Three-year prospective study.


Population-based Swedish study, the Kungsholmen Project.


Three hundred seventy-nine nondemented older adults aged 75-95.


Standard plus modified MCI criteria were applied at baseline. In the modified definitions, the requirement for normal general cognition was removed. A category for persons without MCI who had only global cognitive deficits was added. Three-year progression to AD was assessed (DSM-III-R criteria).

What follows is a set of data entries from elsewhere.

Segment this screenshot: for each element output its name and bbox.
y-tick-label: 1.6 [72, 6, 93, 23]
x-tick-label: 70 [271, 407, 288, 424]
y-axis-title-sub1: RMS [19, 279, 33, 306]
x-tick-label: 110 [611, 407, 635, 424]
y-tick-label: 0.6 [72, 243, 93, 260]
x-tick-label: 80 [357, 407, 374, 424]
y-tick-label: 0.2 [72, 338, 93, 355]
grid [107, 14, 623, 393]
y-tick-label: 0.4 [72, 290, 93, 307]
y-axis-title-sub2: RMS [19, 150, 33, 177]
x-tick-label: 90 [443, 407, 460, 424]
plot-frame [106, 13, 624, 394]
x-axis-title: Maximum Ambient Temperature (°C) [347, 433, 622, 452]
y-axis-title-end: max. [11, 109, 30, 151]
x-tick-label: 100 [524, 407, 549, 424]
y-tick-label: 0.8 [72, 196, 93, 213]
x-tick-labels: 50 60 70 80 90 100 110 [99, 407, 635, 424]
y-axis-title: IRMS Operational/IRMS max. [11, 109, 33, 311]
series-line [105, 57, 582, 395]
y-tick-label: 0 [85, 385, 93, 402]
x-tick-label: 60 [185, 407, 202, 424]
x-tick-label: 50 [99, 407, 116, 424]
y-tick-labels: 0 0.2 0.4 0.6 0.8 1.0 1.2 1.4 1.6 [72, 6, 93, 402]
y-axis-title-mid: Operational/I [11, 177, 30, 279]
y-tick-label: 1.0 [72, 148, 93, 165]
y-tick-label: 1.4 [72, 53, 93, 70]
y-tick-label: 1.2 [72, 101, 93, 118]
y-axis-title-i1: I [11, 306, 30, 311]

Occurrence per 100 nondemented persons of MCI-amnestic, MCI-multidomains, and MCI-single-nonmemory was 2.1%, 1.8%, and 7.2%, respectively. When applying modified definitions for MCI-amnestic and MCI-multidomains, the occurrence almost doubled. Seven percent of the sample had impairment on a global cognitive task but performed at normal levels on all other domain-specific tasks. MCI-multidomains showed the highest progression to AD (hazard ratio [HR]: 23.6, 9.3-60.1). MCI-amnestic reached similar predictivity only when using the modified definition (HR: 17.9, 6.8-46.9). Even participants without MCI who had only global deficits had a ninefold risk of AD (HR: 9.1, 2.8-29.4).


Two-thirds of MCI-multidomains, but only half of MCI-amnestic progress to AD. The standard MCI criteria failed to identify those people with global cognitive deficits who have, however, a high risk of progressing to AD.